|
Positives Herzschlagfinale |
| Drucken |
|
|
Geschrieben von Eckernförder Zeitung / Thomas Schulze
|
|
31.10.2011 | 14:28 |
Positives Herzschlagfinale
31. Oktober 2011 | Von ts
Zuhause eine Macht, haben die Drittligahandballer des TSV Altenholz jetzt auch auf fremdem Parkett ihr Können unter Beweis gestellt. Beim 29:28 (14:14)-Erfolg in Fredenbeck gelang der zweite Saisonerfolg in der Fremde, Florian Hossner war wie schon in der vergangenen Woche gegen Stralsund mit 19 Paraden überragender Rückhalt im Tor der Gäste. Als torhungrigste "Wölfe" trugen sich Lukas Stürze mit neun und Sebastian Opderbeck sowie Patrick Starke mit jeweils fünf Treffern in die Torschützenliste ein.
Der Altenholzer Trainer Torge Greve, der noch gegen Stralsund das zu
statische Offensivspiel seiner Schützlinge kritisiert hatte, lobte neben
Hossner auch Opderbeck und Mathis Wegner: "Sebastian hat in den ersten
20 Minuten seine bislang beste Saisonleistung gezeigt. Mathis hat
dagegen in den letzten 20 Minuten in der Offensive richtig gut
gespielt."
Anders als in den meisten anderen Auswärtspartien erwischten die "Wölfe"
in der Fredenbecker Geestlandhalle auch dank einer offensiven
5:1-Deckung - Wegner verteidigte vorgezogen - einen Start nach Maß.
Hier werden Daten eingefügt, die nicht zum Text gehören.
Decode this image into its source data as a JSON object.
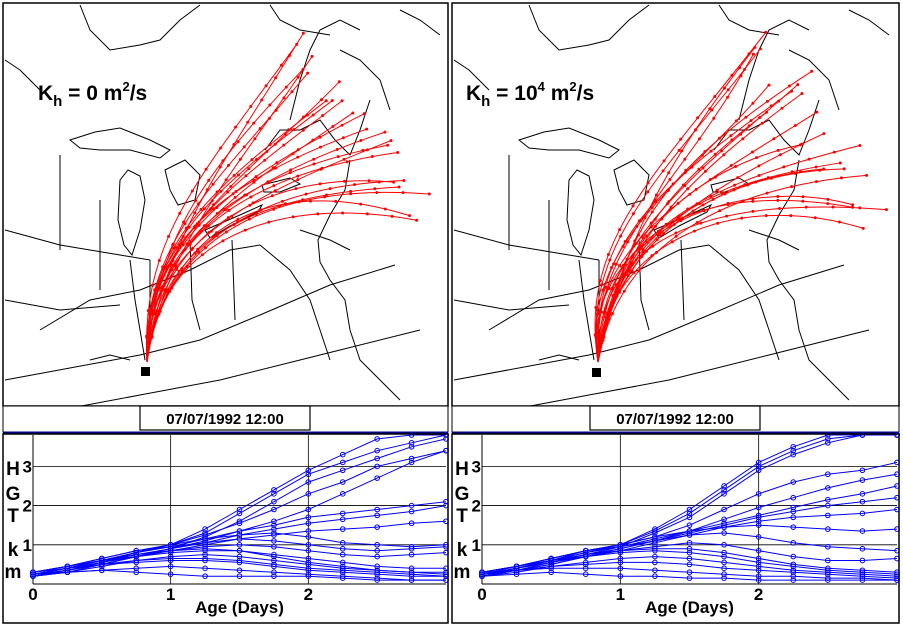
{
  "panels": [
    {
      "id": "left",
      "kh_text": {
        "base": "K",
        "sub": "h",
        "equals": " = 0 m",
        "sup1": "2",
        "suffix": "/s",
        "exp": ""
      },
      "date": "07/07/1992 12:00",
      "source_marker": "black square",
      "trajectory_color": "#ff0000"
    },
    {
      "id": "right",
      "kh_text": {
        "base": "K",
        "sub": "h",
        "equals": " = 10",
        "exp": "4",
        "mid": " m",
        "sup1": "2",
        "suffix": "/s"
      },
      "date": "07/07/1992 12:00",
      "source_marker": "black square",
      "trajectory_color": "#ff0000"
    }
  ],
  "height_axis_letters": [
    "H",
    "G",
    "T",
    "k",
    "m"
  ],
  "colors": {
    "map_lines": "#000000",
    "trajectories": "#ff0000",
    "height_series": "#0000ff",
    "border": "#000000",
    "divider": "#000080"
  },
  "chart_data": [
    {
      "type": "line",
      "title": "",
      "xlabel": "Age (Days)",
      "ylabel": "HGT km",
      "xlim": [
        0,
        3
      ],
      "ylim": [
        0,
        3.8
      ],
      "xticks": [
        0,
        1,
        2
      ],
      "yticks": [
        1,
        2,
        3
      ],
      "grid": true,
      "series": [
        {
          "x": [
            0,
            0.25,
            0.5,
            0.75,
            1,
            1.25,
            1.5,
            1.75,
            2,
            2.25,
            2.5,
            2.75,
            3
          ],
          "y": [
            0.2,
            0.35,
            0.55,
            0.8,
            1.0,
            1.4,
            1.9,
            2.4,
            2.9,
            3.3,
            3.7,
            3.8,
            3.8
          ]
        },
        {
          "x": [
            0,
            0.25,
            0.5,
            0.75,
            1,
            1.25,
            1.5,
            1.75,
            2,
            2.25,
            2.5,
            2.75,
            3
          ],
          "y": [
            0.25,
            0.4,
            0.6,
            0.8,
            1.0,
            1.3,
            1.8,
            2.3,
            2.8,
            3.1,
            3.4,
            3.6,
            3.8
          ]
        },
        {
          "x": [
            0,
            0.25,
            0.5,
            0.75,
            1,
            1.25,
            1.5,
            1.75,
            2,
            2.25,
            2.5,
            2.75,
            3
          ],
          "y": [
            0.2,
            0.35,
            0.5,
            0.7,
            0.9,
            1.2,
            1.6,
            2.1,
            2.6,
            2.9,
            3.2,
            3.5,
            3.7
          ]
        },
        {
          "x": [
            0,
            0.25,
            0.5,
            0.75,
            1,
            1.25,
            1.5,
            1.75,
            2,
            2.25,
            2.5,
            2.75,
            3
          ],
          "y": [
            0.3,
            0.45,
            0.65,
            0.85,
            1.0,
            1.25,
            1.55,
            1.9,
            2.3,
            2.6,
            3.0,
            3.2,
            3.4
          ]
        },
        {
          "x": [
            0,
            0.25,
            0.5,
            0.75,
            1,
            1.25,
            1.5,
            1.75,
            2,
            2.25,
            2.5,
            2.75,
            3
          ],
          "y": [
            0.2,
            0.3,
            0.5,
            0.7,
            0.9,
            1.1,
            1.35,
            1.6,
            1.9,
            2.3,
            2.7,
            3.1,
            3.4
          ]
        },
        {
          "x": [
            0,
            0.25,
            0.5,
            0.75,
            1,
            1.25,
            1.5,
            1.75,
            2,
            2.25,
            2.5,
            2.75,
            3
          ],
          "y": [
            0.25,
            0.4,
            0.6,
            0.8,
            0.95,
            1.15,
            1.35,
            1.5,
            1.7,
            1.8,
            1.9,
            2.0,
            2.1
          ]
        },
        {
          "x": [
            0,
            0.25,
            0.5,
            0.75,
            1,
            1.25,
            1.5,
            1.75,
            2,
            2.25,
            2.5,
            2.75,
            3
          ],
          "y": [
            0.3,
            0.45,
            0.6,
            0.75,
            0.9,
            1.05,
            1.25,
            1.4,
            1.55,
            1.65,
            1.75,
            1.85,
            2.0
          ]
        },
        {
          "x": [
            0,
            0.25,
            0.5,
            0.75,
            1,
            1.25,
            1.5,
            1.75,
            2,
            2.25,
            2.5,
            2.75,
            3
          ],
          "y": [
            0.2,
            0.35,
            0.55,
            0.7,
            0.85,
            1.0,
            1.15,
            1.25,
            1.35,
            1.4,
            1.45,
            1.55,
            1.6
          ]
        },
        {
          "x": [
            0,
            0.25,
            0.5,
            0.75,
            1,
            1.25,
            1.5,
            1.75,
            2,
            2.25,
            2.5,
            2.75,
            3
          ],
          "y": [
            0.25,
            0.4,
            0.6,
            0.8,
            1.0,
            1.15,
            1.25,
            1.3,
            1.2,
            1.05,
            1.0,
            0.95,
            1.0
          ]
        },
        {
          "x": [
            0,
            0.25,
            0.5,
            0.75,
            1,
            1.25,
            1.5,
            1.75,
            2,
            2.25,
            2.5,
            2.75,
            3
          ],
          "y": [
            0.3,
            0.45,
            0.65,
            0.85,
            0.95,
            1.05,
            1.15,
            1.1,
            1.0,
            0.9,
            0.85,
            0.9,
            0.95
          ]
        },
        {
          "x": [
            0,
            0.25,
            0.5,
            0.75,
            1,
            1.25,
            1.5,
            1.75,
            2,
            2.25,
            2.5,
            2.75,
            3
          ],
          "y": [
            0.2,
            0.35,
            0.5,
            0.7,
            0.85,
            0.95,
            1.0,
            0.95,
            0.85,
            0.75,
            0.7,
            0.75,
            0.8
          ]
        },
        {
          "x": [
            0,
            0.25,
            0.5,
            0.75,
            1,
            1.25,
            1.5,
            1.75,
            2,
            2.25,
            2.5,
            2.75,
            3
          ],
          "y": [
            0.25,
            0.4,
            0.55,
            0.75,
            0.85,
            0.9,
            0.85,
            0.75,
            0.65,
            0.55,
            0.45,
            0.4,
            0.4
          ]
        },
        {
          "x": [
            0,
            0.25,
            0.5,
            0.75,
            1,
            1.25,
            1.5,
            1.75,
            2,
            2.25,
            2.5,
            2.75,
            3
          ],
          "y": [
            0.3,
            0.45,
            0.6,
            0.7,
            0.8,
            0.85,
            0.85,
            0.7,
            0.55,
            0.45,
            0.35,
            0.3,
            0.3
          ]
        },
        {
          "x": [
            0,
            0.25,
            0.5,
            0.75,
            1,
            1.25,
            1.5,
            1.75,
            2,
            2.25,
            2.5,
            2.75,
            3
          ],
          "y": [
            0.2,
            0.3,
            0.45,
            0.6,
            0.7,
            0.75,
            0.7,
            0.6,
            0.5,
            0.4,
            0.35,
            0.3,
            0.25
          ]
        },
        {
          "x": [
            0,
            0.25,
            0.5,
            0.75,
            1,
            1.25,
            1.5,
            1.75,
            2,
            2.25,
            2.5,
            2.75,
            3
          ],
          "y": [
            0.25,
            0.35,
            0.5,
            0.6,
            0.65,
            0.65,
            0.6,
            0.5,
            0.4,
            0.35,
            0.3,
            0.25,
            0.2
          ]
        },
        {
          "x": [
            0,
            0.25,
            0.5,
            0.75,
            1,
            1.25,
            1.5,
            1.75,
            2,
            2.25,
            2.5,
            2.75,
            3
          ],
          "y": [
            0.3,
            0.4,
            0.5,
            0.55,
            0.6,
            0.6,
            0.55,
            0.45,
            0.35,
            0.3,
            0.25,
            0.2,
            0.2
          ]
        },
        {
          "x": [
            0,
            0.25,
            0.5,
            0.75,
            1,
            1.25,
            1.5,
            1.75,
            2,
            2.25,
            2.5,
            2.75,
            3
          ],
          "y": [
            0.2,
            0.3,
            0.35,
            0.4,
            0.45,
            0.4,
            0.35,
            0.3,
            0.25,
            0.2,
            0.15,
            0.1,
            0.1
          ]
        },
        {
          "x": [
            0,
            0.25,
            0.5,
            0.75,
            1,
            1.25,
            1.5,
            1.75,
            2,
            2.25,
            2.5,
            2.75,
            3
          ],
          "y": [
            0.25,
            0.3,
            0.35,
            0.3,
            0.25,
            0.2,
            0.2,
            0.2,
            0.2,
            0.15,
            0.1,
            0.1,
            0.1
          ]
        }
      ]
    },
    {
      "type": "line",
      "title": "",
      "xlabel": "Age (Days)",
      "ylabel": "HGT km",
      "xlim": [
        0,
        3
      ],
      "ylim": [
        0,
        3.8
      ],
      "xticks": [
        0,
        1,
        2
      ],
      "yticks": [
        1,
        2,
        3
      ],
      "grid": true,
      "series": [
        {
          "x": [
            0,
            0.25,
            0.5,
            0.75,
            1,
            1.25,
            1.5,
            1.75,
            2,
            2.25,
            2.5,
            2.75,
            3
          ],
          "y": [
            0.2,
            0.4,
            0.6,
            0.85,
            1.0,
            1.4,
            1.9,
            2.5,
            3.1,
            3.5,
            3.8,
            3.8,
            3.8
          ]
        },
        {
          "x": [
            0,
            0.25,
            0.5,
            0.75,
            1,
            1.25,
            1.5,
            1.75,
            2,
            2.25,
            2.5,
            2.75,
            3
          ],
          "y": [
            0.25,
            0.45,
            0.65,
            0.85,
            1.0,
            1.35,
            1.8,
            2.4,
            3.0,
            3.4,
            3.7,
            3.8,
            3.8
          ]
        },
        {
          "x": [
            0,
            0.25,
            0.5,
            0.75,
            1,
            1.25,
            1.5,
            1.75,
            2,
            2.25,
            2.5,
            2.75,
            3
          ],
          "y": [
            0.2,
            0.4,
            0.55,
            0.75,
            0.95,
            1.3,
            1.7,
            2.3,
            2.9,
            3.3,
            3.6,
            3.8,
            3.8
          ]
        },
        {
          "x": [
            0,
            0.25,
            0.5,
            0.75,
            1,
            1.25,
            1.5,
            1.75,
            2,
            2.25,
            2.5,
            2.75,
            3
          ],
          "y": [
            0.3,
            0.45,
            0.65,
            0.85,
            1.0,
            1.2,
            1.5,
            1.9,
            2.3,
            2.6,
            2.8,
            2.9,
            3.1
          ]
        },
        {
          "x": [
            0,
            0.25,
            0.5,
            0.75,
            1,
            1.25,
            1.5,
            1.75,
            2,
            2.25,
            2.5,
            2.75,
            3
          ],
          "y": [
            0.2,
            0.35,
            0.5,
            0.7,
            0.9,
            1.1,
            1.35,
            1.65,
            1.95,
            2.2,
            2.45,
            2.65,
            2.8
          ]
        },
        {
          "x": [
            0,
            0.25,
            0.5,
            0.75,
            1,
            1.25,
            1.5,
            1.75,
            2,
            2.25,
            2.5,
            2.75,
            3
          ],
          "y": [
            0.25,
            0.4,
            0.6,
            0.8,
            0.95,
            1.15,
            1.35,
            1.55,
            1.75,
            1.95,
            2.15,
            2.3,
            2.5
          ]
        },
        {
          "x": [
            0,
            0.25,
            0.5,
            0.75,
            1,
            1.25,
            1.5,
            1.75,
            2,
            2.25,
            2.5,
            2.75,
            3
          ],
          "y": [
            0.3,
            0.45,
            0.6,
            0.75,
            0.9,
            1.1,
            1.3,
            1.5,
            1.7,
            1.85,
            2.0,
            2.1,
            2.2
          ]
        },
        {
          "x": [
            0,
            0.25,
            0.5,
            0.75,
            1,
            1.25,
            1.5,
            1.75,
            2,
            2.25,
            2.5,
            2.75,
            3
          ],
          "y": [
            0.2,
            0.35,
            0.55,
            0.7,
            0.85,
            1.05,
            1.25,
            1.45,
            1.6,
            1.7,
            1.75,
            1.8,
            1.9
          ]
        },
        {
          "x": [
            0,
            0.25,
            0.5,
            0.75,
            1,
            1.25,
            1.5,
            1.75,
            2,
            2.25,
            2.5,
            2.75,
            3
          ],
          "y": [
            0.25,
            0.4,
            0.6,
            0.8,
            1.0,
            1.2,
            1.35,
            1.45,
            1.5,
            1.45,
            1.4,
            1.35,
            1.4
          ]
        },
        {
          "x": [
            0,
            0.25,
            0.5,
            0.75,
            1,
            1.25,
            1.5,
            1.75,
            2,
            2.25,
            2.5,
            2.75,
            3
          ],
          "y": [
            0.3,
            0.45,
            0.65,
            0.85,
            0.95,
            1.1,
            1.25,
            1.3,
            1.2,
            1.05,
            0.95,
            0.9,
            0.85
          ]
        },
        {
          "x": [
            0,
            0.25,
            0.5,
            0.75,
            1,
            1.25,
            1.5,
            1.75,
            2,
            2.25,
            2.5,
            2.75,
            3
          ],
          "y": [
            0.2,
            0.35,
            0.5,
            0.7,
            0.85,
            0.95,
            1.05,
            1.0,
            0.85,
            0.7,
            0.6,
            0.6,
            0.65
          ]
        },
        {
          "x": [
            0,
            0.25,
            0.5,
            0.75,
            1,
            1.25,
            1.5,
            1.75,
            2,
            2.25,
            2.5,
            2.75,
            3
          ],
          "y": [
            0.25,
            0.4,
            0.55,
            0.75,
            0.85,
            0.9,
            0.9,
            0.8,
            0.65,
            0.5,
            0.4,
            0.35,
            0.3
          ]
        },
        {
          "x": [
            0,
            0.25,
            0.5,
            0.75,
            1,
            1.25,
            1.5,
            1.75,
            2,
            2.25,
            2.5,
            2.75,
            3
          ],
          "y": [
            0.3,
            0.45,
            0.6,
            0.7,
            0.8,
            0.85,
            0.8,
            0.7,
            0.55,
            0.45,
            0.35,
            0.3,
            0.25
          ]
        },
        {
          "x": [
            0,
            0.25,
            0.5,
            0.75,
            1,
            1.25,
            1.5,
            1.75,
            2,
            2.25,
            2.5,
            2.75,
            3
          ],
          "y": [
            0.2,
            0.3,
            0.45,
            0.55,
            0.65,
            0.7,
            0.65,
            0.55,
            0.45,
            0.35,
            0.3,
            0.25,
            0.2
          ]
        },
        {
          "x": [
            0,
            0.25,
            0.5,
            0.75,
            1,
            1.25,
            1.5,
            1.75,
            2,
            2.25,
            2.5,
            2.75,
            3
          ],
          "y": [
            0.25,
            0.35,
            0.45,
            0.5,
            0.55,
            0.55,
            0.5,
            0.4,
            0.35,
            0.3,
            0.25,
            0.2,
            0.15
          ]
        },
        {
          "x": [
            0,
            0.25,
            0.5,
            0.75,
            1,
            1.25,
            1.5,
            1.75,
            2,
            2.25,
            2.5,
            2.75,
            3
          ],
          "y": [
            0.3,
            0.35,
            0.4,
            0.4,
            0.4,
            0.35,
            0.3,
            0.25,
            0.2,
            0.2,
            0.15,
            0.15,
            0.1
          ]
        },
        {
          "x": [
            0,
            0.25,
            0.5,
            0.75,
            1,
            1.25,
            1.5,
            1.75,
            2,
            2.25,
            2.5,
            2.75,
            3
          ],
          "y": [
            0.2,
            0.25,
            0.3,
            0.25,
            0.2,
            0.2,
            0.15,
            0.15,
            0.1,
            0.1,
            0.1,
            0.1,
            0.1
          ]
        }
      ]
    }
  ]
}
Schnell zogen die Altenholzer auf drei Tore davon und führten Mitte der
ersten Hälfte mit 11:7. Mangelnde Konzentration und eine Manndeckung
gegen Opderbeck ließen die Gastgeber wieder herankommen, kurz vor der
Pause dann sogar der schmeichelhafte Ausgleich für den VfL.
Die
Anfangsphase der zweiten Hälfte dominierte der ehemalige
niedersächsische Erstligist, der auf seine beiden erfahrenen Kreisläufer
Birger Tetzlaff und Cedric Koch verletzungsbedingt verzichten musste.
Vom 15:14 direkt nach Wiederanpfiff bis zur 40. Minute (20:18)
verteidigten die Fredenbecker ihren knappen Vorsprung. Angetrieben von
Youngster Wegner antworteten die "Wölfe" dann aber mit einer 8:0-Serie,
beim 28:21 (51.) für die Gäste schien das Spiel entschieden.
Inkonsequenz im Abschluss - Patrick Starke scheiterte bei zwei
Gegenstößen und Lukas Stürze setzte einen Siebenmeter neben das Tor -
ließen den klaren Vorsprung Tor um Tor schmelzen. Am Ende retteten die
Altenholzer das 29:28 über die Zeit, trotz des knappen Ergebnisses
hatten sich die "Wölfe" die zwei Auswärtspunkte redlich verdient, wie
Greve betont: "Man merkt in manchen Phasen eben noch, dass der jungen
Mannschaft die Erfahrung fehlt. Zum Schluss haben wir uns unnötig selbst
in Not gebracht. Mit etwas mehr Routine bringt man das Spiel mit fünf
oder sechs Toren über die Zeit."
Vor den schwierigen Duellen mit Springe und Henstedt-Ulzburg erwartet
der TSV Altenholz am kommenden Sonntag zunächst den SV Beckdorf (13.).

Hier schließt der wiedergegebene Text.